Provocações

ImperialismoJorge Cadima

Odiario.info

De cada vez que se consultam documentos que vão sendo desclassificados dos arquivos EUA encontram-se novas evidências da normalidade com que as suas altas instâncias planeiam provocações, conspirações, intrigas e assassínios. Aquilo que nos filmes parece pertencer à área do crime organizado, na política imperialista é a implacável rotina quotidiana.

Entre os documentos de arquivo relativos ao assassinato de J.F. Kennedy agora tornados públicos pelo governo dos EUA encontra-se (Newsweek, 20.11.17) um memorandum «Top Secret» do Conselho de Segurança Nacional, com sugestões sobre como os EUA poderiam ficar na posse de aviões militares soviéticos. Nesse documento oficial lê-se: «Tais aviões podem vir a ser usados […] numa operação de provocação, na qual parecesse que aviões soviéticos estariam a atacar os EUA ou instalações amigas e que fornecesse um pretexto para uma intervenção dos EUA». A confessada provocação faz lembrar outro documento oficial, «Justificações para uma intervenção militar» em Cuba, preparado pelas mais altas chefias militares dos EUA em 1962 e mais conhecido por «Operação Northwoods» (Avante!, 28.12.01). Não é ‘teoria da conspiração’, mas a comprovação documental de que a conspiração existe, planeada pelo imperialismo ao mais alto nível.

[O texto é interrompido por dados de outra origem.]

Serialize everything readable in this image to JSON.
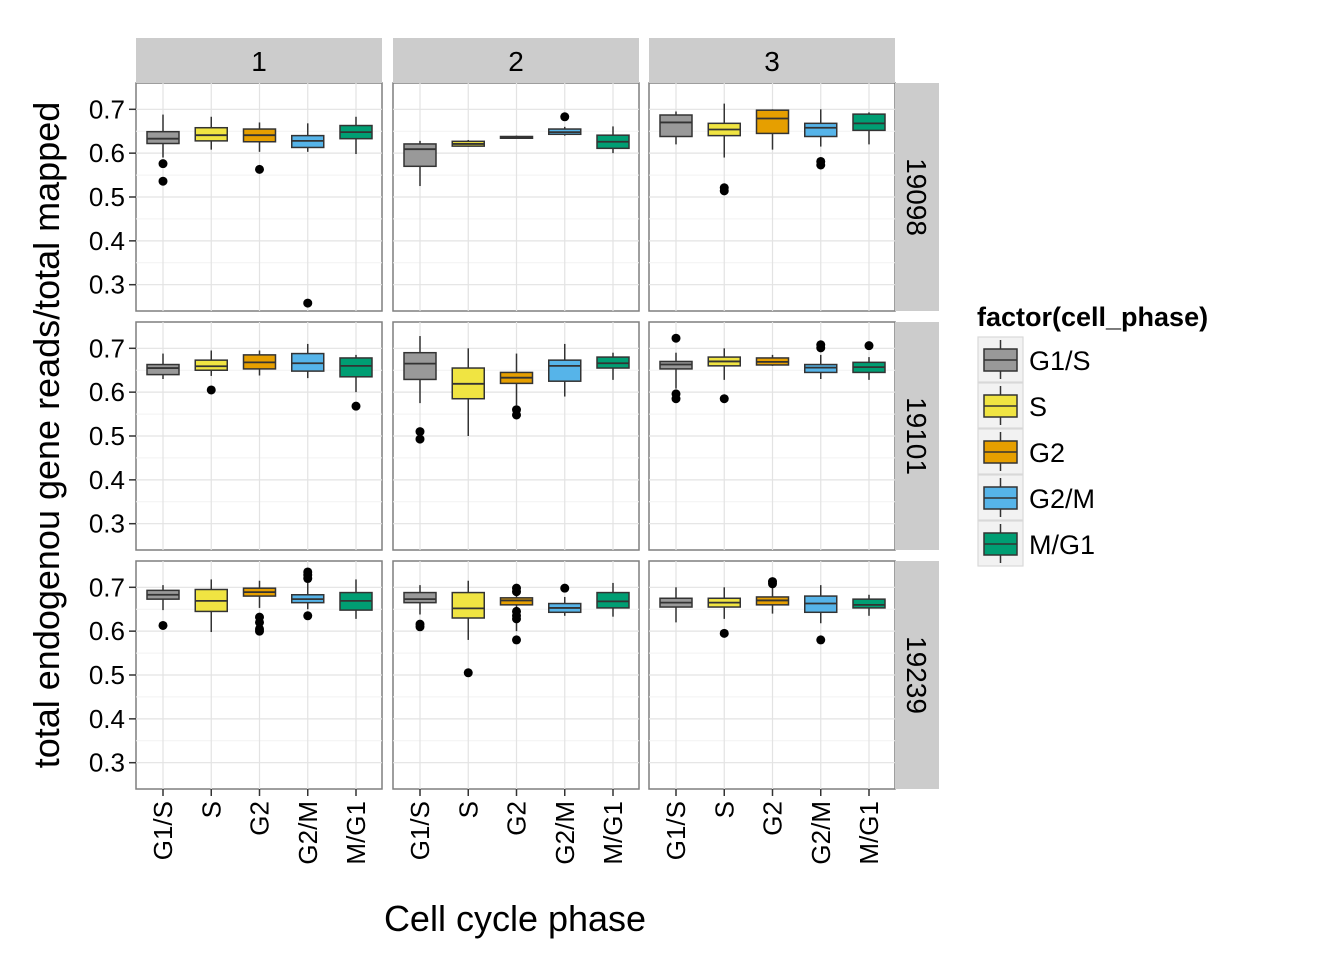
{
  "chart_data": {
    "type": "box",
    "xlabel": "Cell cycle phase",
    "ylabel": "total endogenou gene reads/total mapped",
    "ylim": [
      0.24,
      0.76
    ],
    "y_ticks": [
      0.3,
      0.4,
      0.5,
      0.6,
      0.7
    ],
    "y_tick_labels": [
      "0.3",
      "0.4",
      "0.5",
      "0.6",
      "0.7"
    ],
    "grid": true,
    "legend_position": "right",
    "categories": [
      "G1/S",
      "S",
      "G2",
      "G2/M",
      "M/G1"
    ],
    "col_facets": [
      "1",
      "2",
      "3"
    ],
    "row_facets": [
      "19098",
      "19101",
      "19239"
    ],
    "legend": {
      "title": "factor(cell_phase)",
      "items": [
        {
          "label": "G1/S",
          "color": "#999999"
        },
        {
          "label": "S",
          "color": "#F0E442"
        },
        {
          "label": "G2",
          "color": "#E69F00"
        },
        {
          "label": "G2/M",
          "color": "#56B4E9"
        },
        {
          "label": "M/G1",
          "color": "#009E73"
        }
      ]
    },
    "panels": [
      {
        "row": "19098",
        "col": "1",
        "boxes": [
          {
            "q1": 0.622,
            "median": 0.633,
            "q3": 0.649,
            "lo": 0.59,
            "hi": 0.688,
            "outliers": [
              0.576,
              0.536
            ]
          },
          {
            "q1": 0.628,
            "median": 0.641,
            "q3": 0.658,
            "lo": 0.608,
            "hi": 0.683,
            "outliers": []
          },
          {
            "q1": 0.626,
            "median": 0.641,
            "q3": 0.655,
            "lo": 0.603,
            "hi": 0.67,
            "outliers": [
              0.563
            ]
          },
          {
            "q1": 0.613,
            "median": 0.628,
            "q3": 0.64,
            "lo": 0.603,
            "hi": 0.668,
            "outliers": [
              0.258
            ]
          },
          {
            "q1": 0.633,
            "median": 0.648,
            "q3": 0.663,
            "lo": 0.598,
            "hi": 0.683,
            "outliers": []
          }
        ]
      },
      {
        "row": "19098",
        "col": "2",
        "boxes": [
          {
            "q1": 0.57,
            "median": 0.609,
            "q3": 0.621,
            "lo": 0.525,
            "hi": 0.628,
            "outliers": []
          },
          {
            "q1": 0.616,
            "median": 0.621,
            "q3": 0.627,
            "lo": 0.615,
            "hi": 0.63,
            "outliers": []
          },
          {
            "q1": 0.634,
            "median": 0.636,
            "q3": 0.638,
            "lo": 0.633,
            "hi": 0.64,
            "outliers": []
          },
          {
            "q1": 0.643,
            "median": 0.648,
            "q3": 0.655,
            "lo": 0.64,
            "hi": 0.66,
            "outliers": [
              0.683
            ]
          },
          {
            "q1": 0.611,
            "median": 0.626,
            "q3": 0.641,
            "lo": 0.6,
            "hi": 0.661,
            "outliers": []
          }
        ]
      },
      {
        "row": "19098",
        "col": "3",
        "boxes": [
          {
            "q1": 0.638,
            "median": 0.67,
            "q3": 0.687,
            "lo": 0.62,
            "hi": 0.695,
            "outliers": []
          },
          {
            "q1": 0.64,
            "median": 0.654,
            "q3": 0.668,
            "lo": 0.59,
            "hi": 0.713,
            "outliers": [
              0.521,
              0.514
            ]
          },
          {
            "q1": 0.645,
            "median": 0.679,
            "q3": 0.698,
            "lo": 0.608,
            "hi": 0.7,
            "outliers": []
          },
          {
            "q1": 0.638,
            "median": 0.658,
            "q3": 0.668,
            "lo": 0.615,
            "hi": 0.7,
            "outliers": [
              0.581,
              0.573
            ]
          },
          {
            "q1": 0.652,
            "median": 0.668,
            "q3": 0.689,
            "lo": 0.62,
            "hi": 0.693,
            "outliers": []
          }
        ]
      },
      {
        "row": "19101",
        "col": "1",
        "boxes": [
          {
            "q1": 0.64,
            "median": 0.655,
            "q3": 0.663,
            "lo": 0.63,
            "hi": 0.688,
            "outliers": []
          },
          {
            "q1": 0.65,
            "median": 0.659,
            "q3": 0.673,
            "lo": 0.637,
            "hi": 0.695,
            "outliers": [
              0.605
            ]
          },
          {
            "q1": 0.653,
            "median": 0.668,
            "q3": 0.685,
            "lo": 0.638,
            "hi": 0.695,
            "outliers": []
          },
          {
            "q1": 0.648,
            "median": 0.666,
            "q3": 0.688,
            "lo": 0.632,
            "hi": 0.71,
            "outliers": []
          },
          {
            "q1": 0.635,
            "median": 0.66,
            "q3": 0.678,
            "lo": 0.6,
            "hi": 0.685,
            "outliers": [
              0.568
            ]
          }
        ]
      },
      {
        "row": "19101",
        "col": "2",
        "boxes": [
          {
            "q1": 0.629,
            "median": 0.665,
            "q3": 0.69,
            "lo": 0.575,
            "hi": 0.728,
            "outliers": [
              0.51,
              0.493
            ]
          },
          {
            "q1": 0.585,
            "median": 0.619,
            "q3": 0.655,
            "lo": 0.5,
            "hi": 0.7,
            "outliers": []
          },
          {
            "q1": 0.62,
            "median": 0.633,
            "q3": 0.645,
            "lo": 0.57,
            "hi": 0.688,
            "outliers": [
              0.56,
              0.548
            ]
          },
          {
            "q1": 0.625,
            "median": 0.66,
            "q3": 0.673,
            "lo": 0.59,
            "hi": 0.71,
            "outliers": []
          },
          {
            "q1": 0.655,
            "median": 0.666,
            "q3": 0.68,
            "lo": 0.628,
            "hi": 0.69,
            "outliers": []
          }
        ]
      },
      {
        "row": "19101",
        "col": "3",
        "boxes": [
          {
            "q1": 0.653,
            "median": 0.663,
            "q3": 0.67,
            "lo": 0.608,
            "hi": 0.69,
            "outliers": [
              0.723,
              0.596,
              0.585
            ]
          },
          {
            "q1": 0.66,
            "median": 0.67,
            "q3": 0.68,
            "lo": 0.628,
            "hi": 0.7,
            "outliers": [
              0.585
            ]
          },
          {
            "q1": 0.662,
            "median": 0.669,
            "q3": 0.678,
            "lo": 0.66,
            "hi": 0.685,
            "outliers": []
          },
          {
            "q1": 0.645,
            "median": 0.656,
            "q3": 0.663,
            "lo": 0.63,
            "hi": 0.685,
            "outliers": [
              0.708,
              0.701
            ]
          },
          {
            "q1": 0.645,
            "median": 0.657,
            "q3": 0.668,
            "lo": 0.628,
            "hi": 0.68,
            "outliers": [
              0.706
            ]
          }
        ]
      },
      {
        "row": "19239",
        "col": "1",
        "boxes": [
          {
            "q1": 0.673,
            "median": 0.683,
            "q3": 0.693,
            "lo": 0.648,
            "hi": 0.705,
            "outliers": [
              0.613
            ]
          },
          {
            "q1": 0.645,
            "median": 0.669,
            "q3": 0.695,
            "lo": 0.598,
            "hi": 0.718,
            "outliers": []
          },
          {
            "q1": 0.68,
            "median": 0.689,
            "q3": 0.698,
            "lo": 0.653,
            "hi": 0.715,
            "outliers": [
              0.632,
              0.62,
              0.605,
              0.6
            ]
          },
          {
            "q1": 0.665,
            "median": 0.673,
            "q3": 0.683,
            "lo": 0.65,
            "hi": 0.71,
            "outliers": [
              0.735,
              0.728,
              0.72,
              0.635
            ]
          },
          {
            "q1": 0.648,
            "median": 0.669,
            "q3": 0.688,
            "lo": 0.628,
            "hi": 0.718,
            "outliers": []
          }
        ]
      },
      {
        "row": "19239",
        "col": "2",
        "boxes": [
          {
            "q1": 0.665,
            "median": 0.673,
            "q3": 0.688,
            "lo": 0.638,
            "hi": 0.705,
            "outliers": [
              0.616,
              0.61
            ]
          },
          {
            "q1": 0.63,
            "median": 0.652,
            "q3": 0.688,
            "lo": 0.58,
            "hi": 0.715,
            "outliers": [
              0.505
            ]
          },
          {
            "q1": 0.66,
            "median": 0.67,
            "q3": 0.676,
            "lo": 0.6,
            "hi": 0.693,
            "outliers": [
              0.698,
              0.69,
              0.645,
              0.635,
              0.628,
              0.58
            ]
          },
          {
            "q1": 0.643,
            "median": 0.653,
            "q3": 0.663,
            "lo": 0.635,
            "hi": 0.678,
            "outliers": [
              0.698
            ]
          },
          {
            "q1": 0.653,
            "median": 0.668,
            "q3": 0.688,
            "lo": 0.633,
            "hi": 0.71,
            "outliers": []
          }
        ]
      },
      {
        "row": "19239",
        "col": "3",
        "boxes": [
          {
            "q1": 0.655,
            "median": 0.665,
            "q3": 0.675,
            "lo": 0.62,
            "hi": 0.7,
            "outliers": []
          },
          {
            "q1": 0.655,
            "median": 0.665,
            "q3": 0.675,
            "lo": 0.628,
            "hi": 0.7,
            "outliers": [
              0.595
            ]
          },
          {
            "q1": 0.66,
            "median": 0.67,
            "q3": 0.678,
            "lo": 0.64,
            "hi": 0.7,
            "outliers": [
              0.713,
              0.708
            ]
          },
          {
            "q1": 0.643,
            "median": 0.663,
            "q3": 0.68,
            "lo": 0.618,
            "hi": 0.705,
            "outliers": [
              0.58
            ]
          },
          {
            "q1": 0.653,
            "median": 0.66,
            "q3": 0.673,
            "lo": 0.635,
            "hi": 0.683,
            "outliers": []
          }
        ]
      }
    ]
  }
}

Há poucos dias (15.11.17), a televisão italiana Canale 5 transmitiu um documentário com declarações de três georgianos que confessam ter participado noutra provocação: a chacina de 80 pessoas na praça Maidan de Kiev, causa imediata do golpe de 2014 na Ucrânia. Ligados a Saakashvili, ex-presidente georgiano e homem de mão dos EUA que em 2008 atacou tropas russas na Ossétia do Sul, os franco-atiradores georgianos afirmam ter sido comandados por um militar dos EUA (nome e imagens revelados no documentário), acompanhado por fascistas ucranianos que viriam a ocupar altos cargos no novo regime. O objectivo expresso era disparar indiscriminadamente sobre manifestantes e polícias para «criar o caos». A confissão corrobora o conteúdo do telefonema (interceptado e colocado na Internet) entre os então MNE da Estónia, Urmas Paet, e a Alta Representante da UE para a Política Externa e de Segurança, Catherine Ashton, na qual Paet relatava que durante a sua visita a Kiev a médica legista que fez as autópsias dos mortos lhe disse «que todos os indícios apontam para o facto de que as pessoas que foram mortas pelos franco-atiradores – dos dois lados, polícias e manifestantes – foram vítimas dos mesmos franco-atiradores» (Avante!, 3.4.14).

No documentário do Canale 5 (disponível em thesaker.is, num post de título ‘A verdade escondida sobre a Ucrânia’, de 26.11.17) refere-se também a presença de franco-atiradores lituanos disparando sobre a Maidan. Durante o processo de secessão da Lituânia da URSS, houve um massacre de 14 pessoas na capital Vilnius em 13 de Janeiro de 1991, na altura atribuído a tropas soviéticas. Anos mais tarde, o então presidente da Frente Popular Socialista, Algirdas Paleckis, denunciou, com base em testemunhas, a presença de franco-atiradores (não tropas soviéticas) disparando dos telhados que rodeavam a praça do massacre. Paleckis foi condenado em tribunal em 2012 por «negar a agressão soviética» (www.15min.lt, 12.6.12). Mas afirmou: «havia franco-atiradores nos telhados, nenhum tribunal o pode negar e as pessoas sabem-no. Nós, que defendemos a verdade, acabaremos por triunfar».

As revelações de provocações passadas legitimam a descrença generalizada nas teses oficiais sobre acontecimentos históricos mal explicados, entre os quais os assassinatos dos Kennedy, M.L.King, ou o 11 de Setembro. Ajudam a compreender o passado, o presente, o futuro e a natureza do monstro imperialista, que se alimenta da guerra, da mentira e da provocação.